Un samedi, alors qu’il est en conversation avec ses amis du camp Otraco venus lui rendre visite, son oncle maternel fait irruption dans la parcelle. L’arrivée impromptue de ce dernier met la mère de Kidumu dans tous ses états. Elle fond même en larmes. Imperturbable, l’intéressé va directement s’adresser au Belgicain en des termes peu amènes en présence de son père. « Diantre ! Croyais-tu que nous ne serions pas au courant de ton voyage en Europe ? Croyais-tu ainsi t’éloigner de nous ? Te voilà maintenant au pays. Nous t’avons prouvé de quoi nous sommes capables. » Emporté par une colère indicible, Kidumu qui découvre le responsable de son malheur, va chercher dans la cuisine le couteau tranchant que sa mère utilise pour couper le mfumbwa. Il veut en finir une fois pour toute avec ce sorcier qui toute honte bue s’est dévoilé au grand jour. Son père qui a compris son intention s’interpose. Il réussit même à lui arracher l’arme blanche qu’il tient derrière le dos. Le pire est évité.

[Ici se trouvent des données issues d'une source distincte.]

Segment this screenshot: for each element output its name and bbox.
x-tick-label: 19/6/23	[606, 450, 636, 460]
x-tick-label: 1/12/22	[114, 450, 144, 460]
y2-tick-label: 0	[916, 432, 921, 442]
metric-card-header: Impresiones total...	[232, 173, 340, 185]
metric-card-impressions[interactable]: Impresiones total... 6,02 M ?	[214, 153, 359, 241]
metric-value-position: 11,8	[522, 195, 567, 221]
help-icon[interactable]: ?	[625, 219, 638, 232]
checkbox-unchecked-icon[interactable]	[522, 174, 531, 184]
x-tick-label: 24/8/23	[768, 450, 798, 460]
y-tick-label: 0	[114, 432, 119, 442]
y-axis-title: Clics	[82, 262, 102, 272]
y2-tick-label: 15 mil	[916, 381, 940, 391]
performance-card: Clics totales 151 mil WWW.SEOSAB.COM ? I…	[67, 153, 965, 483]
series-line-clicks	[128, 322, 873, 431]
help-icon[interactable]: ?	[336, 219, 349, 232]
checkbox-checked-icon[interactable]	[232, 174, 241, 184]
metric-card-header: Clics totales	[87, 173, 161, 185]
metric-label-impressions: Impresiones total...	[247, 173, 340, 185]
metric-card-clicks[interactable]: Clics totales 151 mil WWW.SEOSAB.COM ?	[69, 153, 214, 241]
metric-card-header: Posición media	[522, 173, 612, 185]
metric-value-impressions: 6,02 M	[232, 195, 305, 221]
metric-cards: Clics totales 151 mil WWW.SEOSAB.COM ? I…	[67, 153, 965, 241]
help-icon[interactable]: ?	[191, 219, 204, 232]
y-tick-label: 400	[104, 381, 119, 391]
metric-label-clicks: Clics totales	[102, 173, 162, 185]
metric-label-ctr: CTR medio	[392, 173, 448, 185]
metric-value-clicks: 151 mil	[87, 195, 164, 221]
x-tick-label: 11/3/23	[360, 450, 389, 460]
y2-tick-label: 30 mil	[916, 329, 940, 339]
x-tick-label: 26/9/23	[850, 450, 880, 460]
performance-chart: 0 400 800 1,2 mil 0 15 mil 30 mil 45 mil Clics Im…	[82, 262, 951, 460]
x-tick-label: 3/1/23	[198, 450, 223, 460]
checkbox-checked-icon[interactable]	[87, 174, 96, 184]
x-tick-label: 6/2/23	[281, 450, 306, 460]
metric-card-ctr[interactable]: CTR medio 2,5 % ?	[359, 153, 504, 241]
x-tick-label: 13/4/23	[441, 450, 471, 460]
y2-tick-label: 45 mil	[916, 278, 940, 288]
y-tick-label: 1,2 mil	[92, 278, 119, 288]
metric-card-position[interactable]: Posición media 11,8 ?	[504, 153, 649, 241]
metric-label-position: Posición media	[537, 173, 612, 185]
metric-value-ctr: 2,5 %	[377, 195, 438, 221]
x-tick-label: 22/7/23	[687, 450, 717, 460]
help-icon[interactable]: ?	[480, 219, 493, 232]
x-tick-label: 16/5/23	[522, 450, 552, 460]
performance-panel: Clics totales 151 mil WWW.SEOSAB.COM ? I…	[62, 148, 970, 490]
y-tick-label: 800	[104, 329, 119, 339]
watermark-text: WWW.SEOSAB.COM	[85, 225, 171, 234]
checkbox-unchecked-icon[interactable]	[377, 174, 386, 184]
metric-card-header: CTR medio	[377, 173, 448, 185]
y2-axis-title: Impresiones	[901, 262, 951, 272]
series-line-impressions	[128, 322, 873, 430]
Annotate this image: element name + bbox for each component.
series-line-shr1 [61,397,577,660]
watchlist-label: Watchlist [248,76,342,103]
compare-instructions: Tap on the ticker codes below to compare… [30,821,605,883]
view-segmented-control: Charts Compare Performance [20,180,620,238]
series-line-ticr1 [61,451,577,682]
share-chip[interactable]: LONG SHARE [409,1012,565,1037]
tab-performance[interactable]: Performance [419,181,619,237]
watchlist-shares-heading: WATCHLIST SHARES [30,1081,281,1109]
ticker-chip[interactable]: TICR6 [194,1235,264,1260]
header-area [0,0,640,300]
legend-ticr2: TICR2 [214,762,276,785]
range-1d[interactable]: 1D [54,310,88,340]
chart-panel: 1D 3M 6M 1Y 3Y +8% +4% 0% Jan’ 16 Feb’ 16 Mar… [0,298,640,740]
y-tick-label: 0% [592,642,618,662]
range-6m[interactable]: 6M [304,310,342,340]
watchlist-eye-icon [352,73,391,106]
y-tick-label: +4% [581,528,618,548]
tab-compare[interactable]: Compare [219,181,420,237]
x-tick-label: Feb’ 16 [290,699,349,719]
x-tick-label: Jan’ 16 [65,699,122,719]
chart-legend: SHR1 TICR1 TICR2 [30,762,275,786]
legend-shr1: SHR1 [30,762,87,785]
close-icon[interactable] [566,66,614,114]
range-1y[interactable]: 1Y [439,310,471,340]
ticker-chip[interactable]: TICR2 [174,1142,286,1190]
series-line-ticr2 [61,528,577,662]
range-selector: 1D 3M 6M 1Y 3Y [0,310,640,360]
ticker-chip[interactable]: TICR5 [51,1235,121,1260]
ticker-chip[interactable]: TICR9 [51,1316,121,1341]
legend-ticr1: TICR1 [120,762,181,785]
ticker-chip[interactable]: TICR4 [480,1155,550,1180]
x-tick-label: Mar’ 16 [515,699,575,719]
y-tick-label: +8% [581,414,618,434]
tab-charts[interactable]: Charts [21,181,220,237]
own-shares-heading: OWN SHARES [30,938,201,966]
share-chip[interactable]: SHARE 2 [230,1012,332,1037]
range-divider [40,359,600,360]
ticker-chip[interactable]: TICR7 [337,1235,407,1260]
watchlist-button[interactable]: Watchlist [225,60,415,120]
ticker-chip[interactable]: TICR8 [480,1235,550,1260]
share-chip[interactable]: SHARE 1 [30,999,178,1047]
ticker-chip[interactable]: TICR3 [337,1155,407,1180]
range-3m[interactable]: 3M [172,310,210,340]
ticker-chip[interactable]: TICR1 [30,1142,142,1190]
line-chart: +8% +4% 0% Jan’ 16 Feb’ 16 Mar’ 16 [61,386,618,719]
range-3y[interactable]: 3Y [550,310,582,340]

Le mauvais temps étant passé, le jeune Raoul Kidumu reprend ses études secondaires à Mbanza Ngungu. Anderlecht n’est plus qu’un lointain souvenir. Suivant les conseils de son géniteur, il reprend du service chez les Diables Rouges. Il étale sur le terrain un niveau supérieur à celui de ses coéquipiers et de ses adversaires confondus. Son ombre domine le championnat local. Les échos de son talent dépassent les frontières de Mbanza Ngungu et parviennent jusqu'aux portes de la capitale. François Bila, le président de Daring, envoie des émissaires pour suivre son évolution et sa prestation au fil des matches. Dragons qui n’est pas en reste veut aussi le recruter croyant le convaincre facilement comme son père est dragonman. Ayant décidé de porter le maillot vert-blanc, il fausse compagnie aux négociateurs envoyés par les rouge or. Raoul va jouer quelques rencontres avec Daring à côté de Nsayi, Itele, Petit Puskas et du gardien Kibiasi. Avec sa forte personnalité, il réussit à s’imposer dans cette équipe comme aucun joueur avant lui. Il en devient non seulement le capitaine inamovible mais également le véritable boss. En guise de gratification, les Tupamaros transforment le prénom Raoul en Ouul. Le maestro et l’idole des imaniens a joué cinq CAN consécutives (1968, 1970, 1972, 1974, 1976), a été deux fois champion d’Afrique des nations avec les Léopards (1968, 1974), plusieurs fois champion de Kinshasa et du Zaïre avec Daring. Raoul Kidumu a porté en 1974 le brassard de capitaine de l’équipe nationale du Zaïre de football, la première sélection de l'Afrique subsaharienne à disputer la phase finale d'une Coupe du monde.